The top quarter is an brownish orange band, containing the title in lower case, left justfied. The lower three-quarters is grey with the author's name in small caps.Between the Curlew and the Crow, Keith Parker

Red Squirrel Press, 2017   £6.00

Getting the voice right

The poems that speak most vividly to me in this debut pamphlet are those with a certain voice.

It’s not the formal voice of ‘Misremembering Flodden’ (‘The winning side’s king was elsewhere that day, / in a foreign country, on a futile campaign’) or the voice of classical allusion – ‘Only Odysseus / light of Athena’s eye, could be given landfall’ (‘Odysseus Unchained’).

It’s not even the one that deals with wide-ranging landscape – ‘From here all views seem iconic as we / look at Avalon perched on a basalt peak’ (‘Lindisfarne Recollected’).

The poems that seize my attention have a voice that feels totally natural. A conversational voice. They seem easy, though of course they are not. The opening poem ‘X’ is one of these. It has a relaxed structure based on what the letter X is not – ‘Not blocked G or gappy C’.

That same easy voice is in ‘Historical Processes’, which opens ‘History comes down / to something like / this, a landfill site’. (It’s the ‘something like’ which creates the easy register. Had he written ‘History comes down to this’, the voice would have been so much more lofty.)

Then there’s  ‘The Angel’s Share’, which I love. Here’s the poet reflecting on paradise full of drunk angels flying dangerously:

                                                Of course there
could never be serious accidents,
this is heaven after all

You can’t miss the conversational voice in the quotation above. It’s in the ‘Of course’ and the ‘after all’, a friend speaking with an amiably raised eyebrow. ‘The Angel’s Share’ has the most delicious ending too, which I will not spoil by quoting out of context.

Finally, the title poem, and fine concluding piece, calls on simple, accessible language, and a repetitive structure (like ‘X’) – between this and that – ‘where valley road gives way to fell / where order slips into disorder’.  
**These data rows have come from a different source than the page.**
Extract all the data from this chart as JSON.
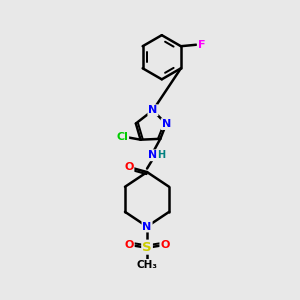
{
  "bg_color": "#e8e8e8",
  "bond_color": "#000000",
  "bond_width": 1.8,
  "atom_colors": {
    "N": "#0000ff",
    "O": "#ff0000",
    "S": "#cccc00",
    "F": "#ff00ff",
    "Cl": "#00cc00",
    "H": "#008080",
    "C": "#000000"
  },
  "figsize": [
    3.0,
    3.0
  ],
  "dpi": 100,
  "xlim": [
    0,
    10
  ],
  "ylim": [
    0,
    10
  ]
}
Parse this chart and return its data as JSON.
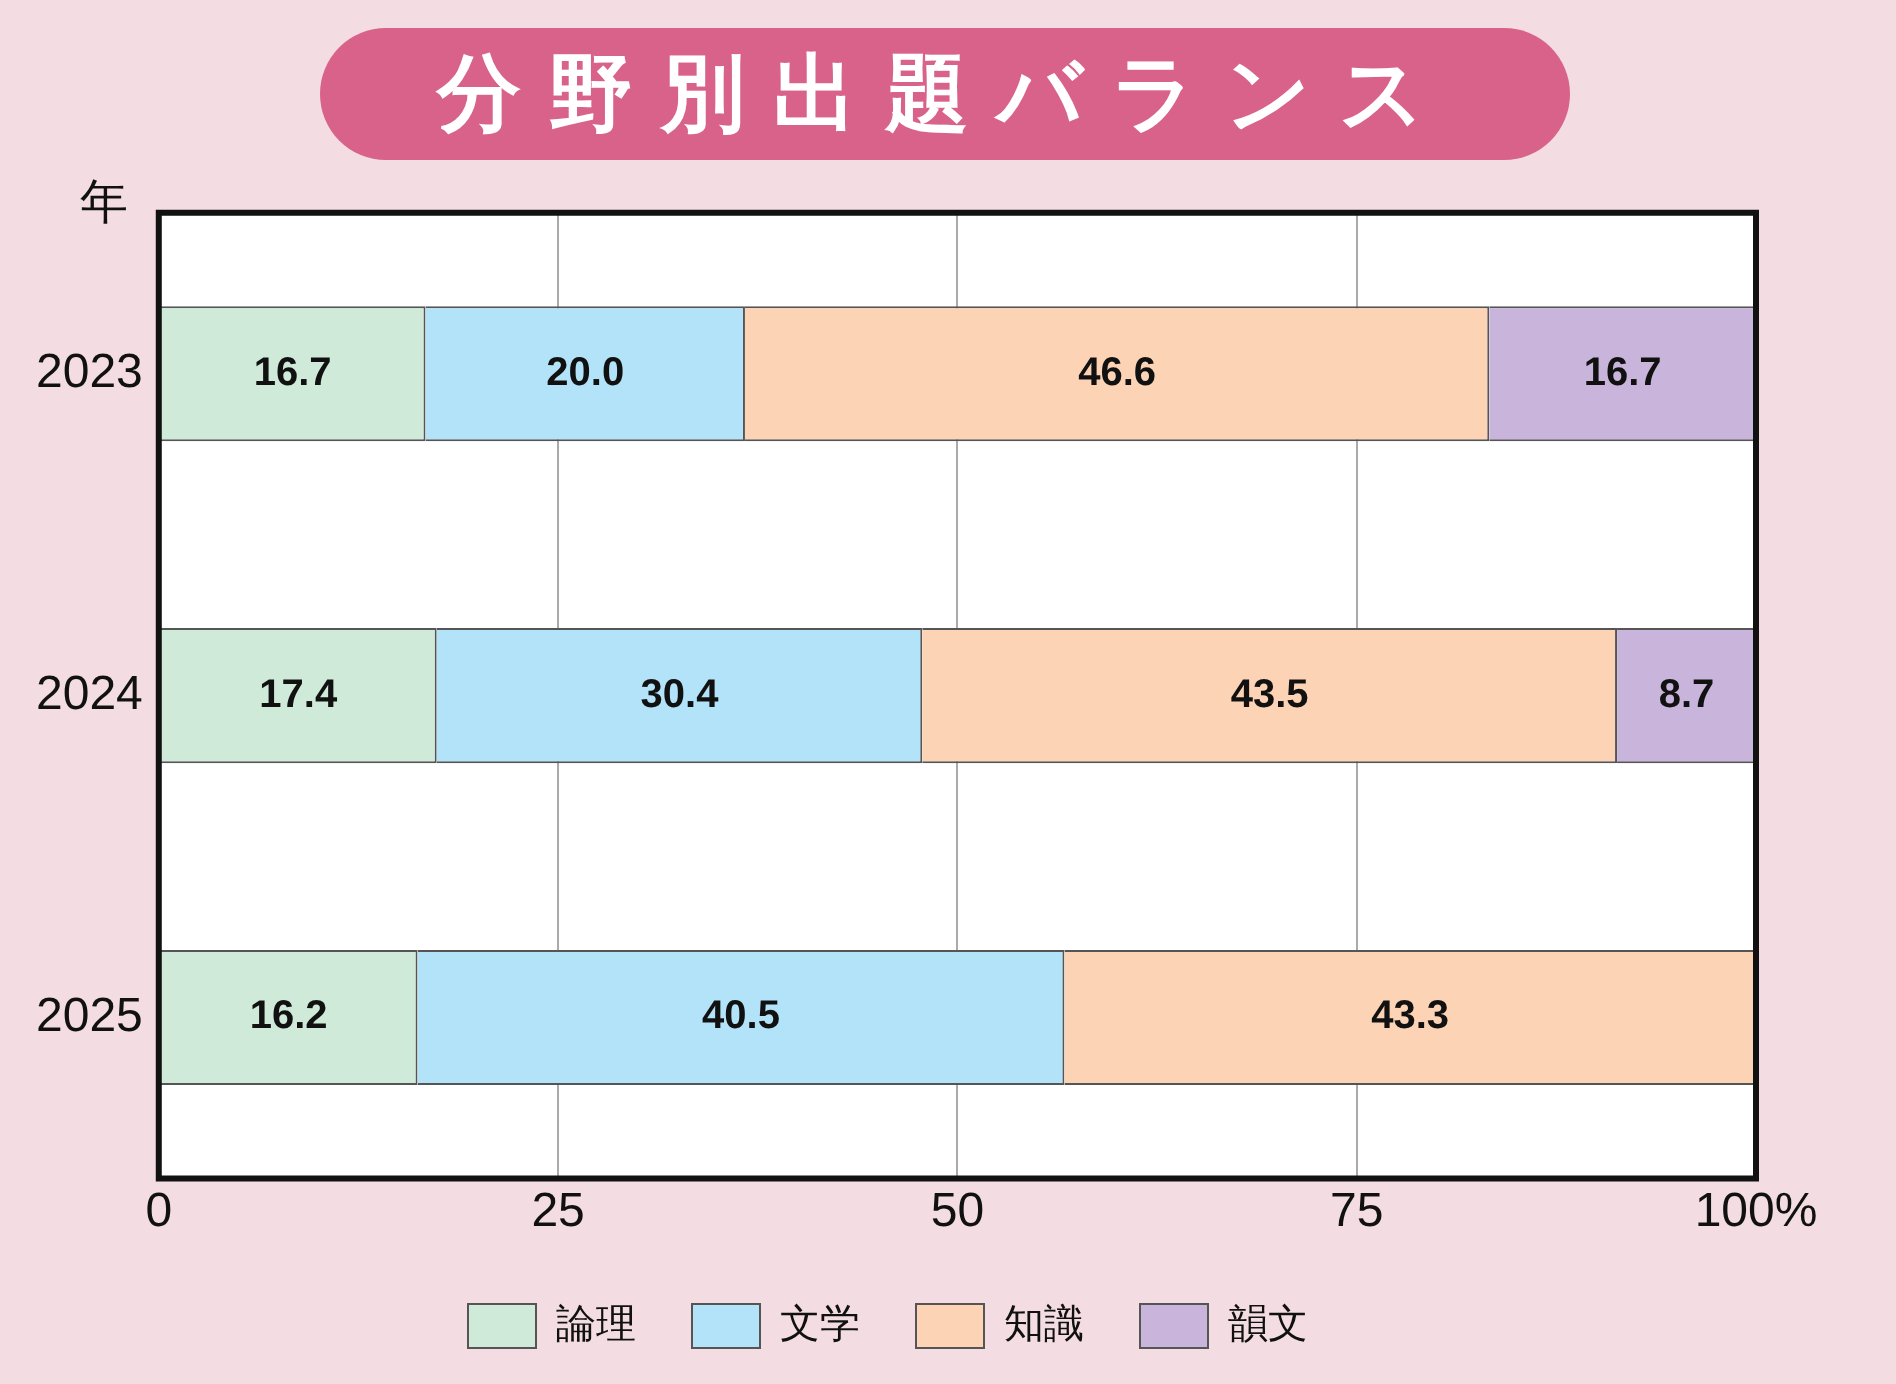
{
  "chart_data": {
    "type": "bar",
    "orientation": "horizontal",
    "stacked": true,
    "title": "分野別出題バランス",
    "ylabel": "年",
    "categories": [
      "2023",
      "2024",
      "2025"
    ],
    "series": [
      {
        "name": "論理",
        "color": "#cfead8",
        "values": [
          16.7,
          17.4,
          16.2
        ]
      },
      {
        "name": "文学",
        "color": "#b3e3f8",
        "values": [
          20.0,
          30.4,
          40.5
        ],
        "value_labels": [
          "20.0",
          "30.4",
          "40.5"
        ]
      },
      {
        "name": "知識",
        "color": "#fcd3b5",
        "values": [
          46.6,
          43.5,
          43.3
        ]
      },
      {
        "name": "韻文",
        "color": "#c9b5dc",
        "values": [
          16.7,
          8.7,
          null
        ]
      }
    ],
    "xlim": [
      0,
      100
    ],
    "xticks": [
      0,
      25,
      50,
      75,
      {
        "value": 100,
        "label": "100%"
      }
    ],
    "grid": "x",
    "legend": "bottom",
    "data_labels": true
  }
}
‘I’ve lived on edges all my life’, the poet says, in a voice I’d trust, and want to read more of.

Helena Nelson

Living textures

Keith Parker has created a sensory library in this pamphlet. The texture, feel, colour of things brings them into focus and poetry is found in visible, tangible worldly features.

The title poem of the collection (which is also the closing poem) shows the speaker’s position:

between the meet of coal and lead,
between the farmland and the moorland,
between the line of melt and snow […]
where walls run out of heathered hill

and the poet explains clearly ‘I’ve lived on edges all my life.’

Perhaps it is living on edges, then, that makes it possible to discern textures and colours with such insight? To see where one thing stops and another begins. How different they are.

Here is ‘The Ship Of Theseus Paradox’: ‘The black sail that sent Aegeus to a foaming death. / The golden prow carved with Aphrodite’s gilded breasts.’ Wow! There’s a lot of sensual information, and it goes on. Then the speaker breaks stanzas to ask ‘What then to do with the craft gently / nuzzling the quayside?’ (which I read as — how to process all this detailed information in front of us?). He answers himself with another question, ‘What to do when our identity becomes vagueness and / all the philosophers of Athens cannot decide?’

So stuff seems to matter, and what things look like, sound like, feel like. Does the poet tell us why? There’s a clue in ‘Historical Processes’:

I stand slipping on
the rubbish pile of past
its unfair smell rising

[…]

Soon the bulldozer
will close dark earth on
what we choose to forget.

Stuff matters because it never goes away, even in the bottom of a landfill site. The past is what we live on, and have to live with, now. The challenge becomes how to pay attention to old stuff, how to honour it in description, how to re-member it, whether it be the boats of Greek mythology or human remains from Flodden.

Everything is with us forever. Like it or not. These are uncomfortable poems for uncomfortable times. The comfort is the richness of the language.